Un rinnovo atteso da 14 anni da circa 100 mila Lavoratori della sanità privata accreditata, pagata per tramite le Regioni attraverso denaro pubblico, vede corrispondere una cifra irrisoria a Infermieri, Tecnici, OSS e il restante personale, indistintamente a tutti, come ristoro economico di impassibili volontà datoriali che hanno tenuto ferme le retribuzioni dei dipendenti ma incrementato i propri profitti.

Sarete a conoscenza sicuramente dell’impegno profuso da donne e uomini che lavorano nella sanità privata accreditata nel fronteggiare la pandemia da Covid-19 che ha colpito tutto il Paese, mettendo a rischio la propria salute e quella dei propri cari. Ebbene, ognuno di loro per le proprie competenze non ha fatto mancare il proprio contributo alla lotta per il contrasto alla diffusione del virus Sars-Cov 2. Nonostante stipendi indegni, carichi e turni di lavoro al limite, carenza di dispositivi di protezione e insufficienti controlli da parte delle Asl . Nonostante che esistano realtà nel privato pagato dai cittadini che continuino a lasciare anche 40 pazienti con soli 2 Infermieri senza personale di supporto. Nonostante che appena terminato il lockdown sia ritornata in auge la violenza nei confronti degli operatori sanitari, tutelati solo da un inasprimento delle pene che non scoraggia nessuno, soprattutto se esasperato.

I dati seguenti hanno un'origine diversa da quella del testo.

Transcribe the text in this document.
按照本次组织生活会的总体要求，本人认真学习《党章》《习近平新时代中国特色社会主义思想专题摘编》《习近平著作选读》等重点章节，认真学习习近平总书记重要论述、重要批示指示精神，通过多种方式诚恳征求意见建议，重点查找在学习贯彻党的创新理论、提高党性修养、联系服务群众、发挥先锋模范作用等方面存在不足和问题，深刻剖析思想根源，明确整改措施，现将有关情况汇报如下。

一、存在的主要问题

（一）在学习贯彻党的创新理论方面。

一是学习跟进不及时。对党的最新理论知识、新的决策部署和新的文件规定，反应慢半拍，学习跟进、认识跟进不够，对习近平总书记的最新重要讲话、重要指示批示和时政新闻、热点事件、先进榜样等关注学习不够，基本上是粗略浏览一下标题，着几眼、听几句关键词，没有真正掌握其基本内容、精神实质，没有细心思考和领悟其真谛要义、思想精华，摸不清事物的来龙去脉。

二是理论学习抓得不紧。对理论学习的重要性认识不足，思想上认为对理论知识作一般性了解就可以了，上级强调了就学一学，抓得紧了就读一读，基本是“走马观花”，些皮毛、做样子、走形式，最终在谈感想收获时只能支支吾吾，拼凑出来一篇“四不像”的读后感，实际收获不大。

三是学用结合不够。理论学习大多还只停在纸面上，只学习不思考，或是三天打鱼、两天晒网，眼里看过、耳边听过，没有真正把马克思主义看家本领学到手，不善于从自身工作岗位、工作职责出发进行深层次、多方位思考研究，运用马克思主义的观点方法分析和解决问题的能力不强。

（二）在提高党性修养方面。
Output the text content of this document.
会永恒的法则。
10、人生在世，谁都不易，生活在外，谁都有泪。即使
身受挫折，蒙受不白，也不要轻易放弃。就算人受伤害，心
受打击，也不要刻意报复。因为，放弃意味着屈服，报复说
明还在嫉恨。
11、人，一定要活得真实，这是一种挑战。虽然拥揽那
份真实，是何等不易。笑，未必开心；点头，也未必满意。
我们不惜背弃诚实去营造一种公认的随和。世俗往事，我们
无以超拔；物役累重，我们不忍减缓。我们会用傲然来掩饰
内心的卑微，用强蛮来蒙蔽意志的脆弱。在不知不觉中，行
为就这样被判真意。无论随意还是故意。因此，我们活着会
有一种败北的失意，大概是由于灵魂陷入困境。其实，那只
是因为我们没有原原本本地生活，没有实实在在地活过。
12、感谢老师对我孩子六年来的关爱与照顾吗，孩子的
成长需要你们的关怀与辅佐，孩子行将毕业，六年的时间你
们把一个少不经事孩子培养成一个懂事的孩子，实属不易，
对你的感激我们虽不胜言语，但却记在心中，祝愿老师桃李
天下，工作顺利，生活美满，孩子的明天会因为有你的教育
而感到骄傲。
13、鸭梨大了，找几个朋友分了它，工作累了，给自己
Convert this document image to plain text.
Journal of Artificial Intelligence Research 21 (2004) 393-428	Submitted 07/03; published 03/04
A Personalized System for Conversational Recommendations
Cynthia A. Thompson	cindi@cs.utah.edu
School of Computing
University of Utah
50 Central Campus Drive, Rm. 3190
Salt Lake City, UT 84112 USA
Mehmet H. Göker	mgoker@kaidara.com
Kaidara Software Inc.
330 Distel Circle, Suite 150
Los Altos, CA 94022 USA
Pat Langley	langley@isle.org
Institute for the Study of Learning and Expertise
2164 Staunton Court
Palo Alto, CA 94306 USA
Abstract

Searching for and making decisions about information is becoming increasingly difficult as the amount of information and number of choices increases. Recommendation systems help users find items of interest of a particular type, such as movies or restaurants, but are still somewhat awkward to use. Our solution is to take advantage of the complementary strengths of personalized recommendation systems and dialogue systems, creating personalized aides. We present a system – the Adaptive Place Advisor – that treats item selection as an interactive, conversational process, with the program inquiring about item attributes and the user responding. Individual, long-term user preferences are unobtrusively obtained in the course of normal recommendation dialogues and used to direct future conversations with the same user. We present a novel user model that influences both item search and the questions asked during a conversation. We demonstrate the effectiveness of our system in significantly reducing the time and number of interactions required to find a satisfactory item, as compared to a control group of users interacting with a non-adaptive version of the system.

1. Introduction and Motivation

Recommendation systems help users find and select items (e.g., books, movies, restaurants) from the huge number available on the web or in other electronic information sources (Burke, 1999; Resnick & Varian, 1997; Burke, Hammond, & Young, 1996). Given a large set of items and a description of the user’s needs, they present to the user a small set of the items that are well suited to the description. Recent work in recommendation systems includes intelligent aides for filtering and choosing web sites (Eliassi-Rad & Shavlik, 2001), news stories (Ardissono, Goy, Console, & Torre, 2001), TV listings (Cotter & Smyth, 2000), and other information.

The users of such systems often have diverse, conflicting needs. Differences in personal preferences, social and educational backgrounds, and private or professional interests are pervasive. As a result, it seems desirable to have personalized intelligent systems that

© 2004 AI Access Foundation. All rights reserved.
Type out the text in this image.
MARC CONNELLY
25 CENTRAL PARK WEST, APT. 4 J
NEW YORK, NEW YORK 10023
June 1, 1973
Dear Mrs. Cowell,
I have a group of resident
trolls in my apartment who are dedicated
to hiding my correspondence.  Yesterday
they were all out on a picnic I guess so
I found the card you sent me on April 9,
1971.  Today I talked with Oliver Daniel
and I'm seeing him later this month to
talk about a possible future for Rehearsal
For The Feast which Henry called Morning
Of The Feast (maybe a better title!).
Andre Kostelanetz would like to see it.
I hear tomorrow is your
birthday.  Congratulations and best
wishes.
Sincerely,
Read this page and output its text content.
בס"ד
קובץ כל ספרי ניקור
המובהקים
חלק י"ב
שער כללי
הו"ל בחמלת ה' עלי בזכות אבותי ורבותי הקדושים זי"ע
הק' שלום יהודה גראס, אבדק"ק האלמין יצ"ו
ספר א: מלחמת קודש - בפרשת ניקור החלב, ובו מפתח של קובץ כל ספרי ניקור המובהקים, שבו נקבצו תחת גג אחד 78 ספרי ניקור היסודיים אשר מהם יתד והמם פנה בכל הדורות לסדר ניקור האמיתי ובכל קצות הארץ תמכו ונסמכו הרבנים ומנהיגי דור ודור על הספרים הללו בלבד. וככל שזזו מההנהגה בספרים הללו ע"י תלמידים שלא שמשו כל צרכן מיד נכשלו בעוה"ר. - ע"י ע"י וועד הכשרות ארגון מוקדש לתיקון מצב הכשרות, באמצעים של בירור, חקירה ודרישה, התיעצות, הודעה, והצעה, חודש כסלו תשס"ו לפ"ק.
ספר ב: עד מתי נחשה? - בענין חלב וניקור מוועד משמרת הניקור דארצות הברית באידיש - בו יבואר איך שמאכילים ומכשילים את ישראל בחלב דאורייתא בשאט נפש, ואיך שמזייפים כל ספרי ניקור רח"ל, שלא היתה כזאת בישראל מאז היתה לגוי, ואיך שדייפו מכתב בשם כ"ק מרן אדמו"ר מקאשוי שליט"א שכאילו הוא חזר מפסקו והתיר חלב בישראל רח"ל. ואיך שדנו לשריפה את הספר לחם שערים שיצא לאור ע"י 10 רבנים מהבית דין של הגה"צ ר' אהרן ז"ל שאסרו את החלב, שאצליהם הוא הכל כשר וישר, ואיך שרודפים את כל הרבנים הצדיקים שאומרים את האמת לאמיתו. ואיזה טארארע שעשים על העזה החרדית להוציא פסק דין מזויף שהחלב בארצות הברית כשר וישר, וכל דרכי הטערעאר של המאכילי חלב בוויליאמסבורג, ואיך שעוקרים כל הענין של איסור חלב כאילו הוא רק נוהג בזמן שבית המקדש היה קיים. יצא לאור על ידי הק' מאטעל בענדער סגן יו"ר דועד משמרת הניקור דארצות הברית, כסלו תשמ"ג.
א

Sul lato normativo della preintesa non vogliamo entrare nel merito per pochezza di solidi contenuti a favore dei Lavoratori e dei loro pochi diritti ancor di più messi in discussione. Ci appare chiaro che le “migliorie” sbandierate ai quattro venti siano subordinate ad una successiva contrattazione di secondo livello nelle singole strutture, dove i datori di lavoro decidono con chi contrattare con buona pace di uguali diritti per tutti.

Sul lato economico invece lo schiaffo inflitto da una manciata di euro di aumento lordo a fine mese e da 14 anni di arretrati, riteniamo richieda l’intervento morale della Politica e delle Istituzioni. Consentire alle associazioni datoriali di chiudere la partita del dare ai propri dipendenti, in ritardo di 14 anni (per cui 83,33 euro ogni anno di attesa o 6,94 euro al mese fino al 31 dicembre 2018), significa ledere la dignità dei Lavoratori e permettere di continuare agli imprenditori della salute di mettersi in tasca utili spropositati, consentendo l’aumento del divario economico tra Lavoratori e padroni.

La scrivente O.S., pertanto, richiede un intervento politico determinante da parte vostra, rispettoso e coerente con gli apprezzamenti rivolti in questi mesi ai Lavoratori del comparto Sanità e dei finanziamenti erogati dalle Regioni, affinché la somma di 1000 euro come una tantum per i 14 anni di mancato rinnovo contrattuale sia invece moltiplicata per i singoli anni di ritardo.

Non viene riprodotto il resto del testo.